Here at Read Wall our spring trousers just came in, the doors are wide open, and a warm breeze is lapping at our ankles, putting us in a springtime disposition, if only for a week until it gets chilly again. Just as we get excited to uncork the rye whiskey come the crisp evenings of autumn, we are champing at the bit for rum and gin season (as if gin ever goes out of season). Yet there is a liquor I associate even more strongly with springtime, and that is Campari.
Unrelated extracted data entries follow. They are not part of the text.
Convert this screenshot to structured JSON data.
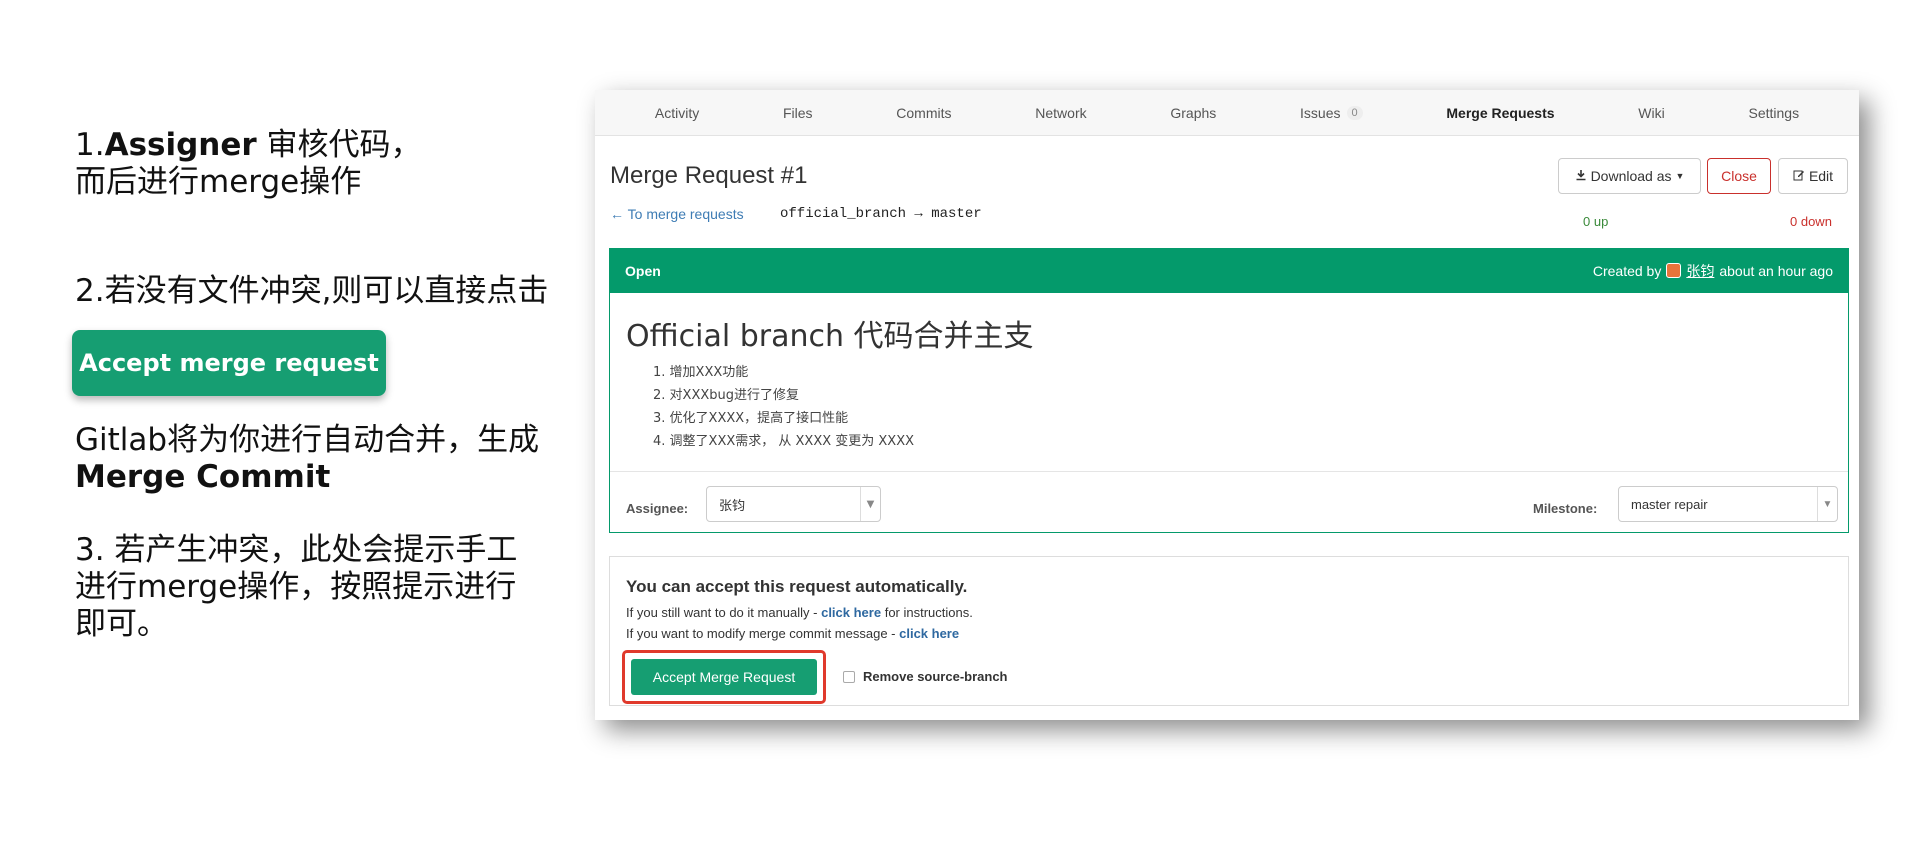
{
  "instructions": {
    "step1_prefix": "1.",
    "step1_bold": "Assigner",
    "step1_rest": " 审核代码，",
    "step1_line2": "而后进行merge操作",
    "step2": "2.若没有文件冲突,则可以直接点击",
    "accept_button": "Accept merge request",
    "result_line1": "Gitlab将为你进行自动合并，生成",
    "result_bold": "Merge Commit",
    "step3_line1": "3. 若产生冲突，此处会提示手工",
    "step3_line2": "进行merge操作，按照提示进行",
    "step3_line3": "即可。"
  },
  "nav": {
    "items": [
      {
        "label": "Activity"
      },
      {
        "label": "Files"
      },
      {
        "label": "Commits"
      },
      {
        "label": "Network"
      },
      {
        "label": "Graphs"
      },
      {
        "label": "Issues",
        "badge": "0"
      },
      {
        "label": "Merge Requests",
        "active": true
      },
      {
        "label": "Wiki"
      },
      {
        "label": "Settings"
      }
    ]
  },
  "merge_request": {
    "title": "Merge Request #1",
    "download_label": "Download as",
    "close_label": "Close",
    "edit_label": "Edit",
    "back_link": "← To merge requests",
    "branch": "official_branch → master",
    "votes_up": "0 up",
    "votes_down": "0 down",
    "status": "Open",
    "created_prefix": "Created by",
    "author": "张钧",
    "created_suffix": "about an hour ago",
    "heading": "Official branch 代码合并主支",
    "items": [
      "1. 增加XXX功能",
      "2. 对XXXbug进行了修复",
      "3. 优化了XXXX，提高了接口性能",
      "4. 调整了XXX需求， 从 XXXX 变更为 XXXX"
    ],
    "assignee_label": "Assignee:",
    "assignee_value": "张钧",
    "milestone_label": "Milestone:",
    "milestone_value": "master repair"
  },
  "accept": {
    "title": "You can accept this request automatically.",
    "line1_prefix": "If you still want to do it manually - ",
    "line1_link": "click here",
    "line1_suffix": " for instructions.",
    "line2_prefix": "If you want to modify merge commit message - ",
    "line2_link": "click here",
    "button": "Accept Merge Request",
    "remove_source": "Remove source-branch"
  },
  "colors": {
    "accent_green": "#049a6b",
    "button_green": "#169e72",
    "highlight_red": "#e0392c",
    "link_blue": "#3e7cb4"
  }
}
Brazen and romantic on the shelf and in the glass, Campari is a bit of an acquired taste, yet it enjoys a hallowed place in the hearts (and bar carts) of many a seasoned traveler and cocktail drinker. It is bright red, heartily — sometimes glaringly — bitter, wholesomely herbaceous, and rather sweet once you get past its initial assault on your senses. It is, maybe unsurprisingly, Italian.
I do not generally drink Campari by itself, preferring to spread it out across some ice and other ingredients. If you choose to try some neat (you should always test your ingredients), you will find the experience akin to biting into an unpeeled orange and then make a face like you just got sucker-punched by the Kool-Aid guy. That bright red color is deceiving — Oh Yeah! You will also notice, however, that there is a lot of great flavor to work with here, and those waves of citrus, herbs, sweetness, and bitterness are really intriguing, intense though they may be. I always find that I want another sip after 30 seconds or so.
I am going to spend at least a couple weeks on Campari drinks, not only because it plays brilliantly in a slew of fantastic, warm-weather drinks but also because, if I’m going to recommend a bottle of something more exotic, the least I can do is give you a few uses for it. For the time being anyway, this column will try to stay conscious of your shelf space and make the most of each new ingredient we cover.
For now, let’s make a Negroni. It is the drink most identified with Campari, it’s awesome, and it uses two other ingredients we can make quick use of: gin and Italian vermouth. A punchy gin does best (whatever you use in your martinis should do it), and buying the red version of whatever green-bottle vermouth you are using should do fine as well, though I am terribly partial to Cocchi’s Vermouth di Torino. Equal parts gin, red vermouth, and Campari in an empty lowball glass; add ice to fill it; give it a quick stir and an orange (or other citrus) twist. Enjoy slowly — there is a lot to be had between sips as this drink, like a long sunset, seemingly never stops drawing out its shifting colors on your palate. Springtime. Drink well.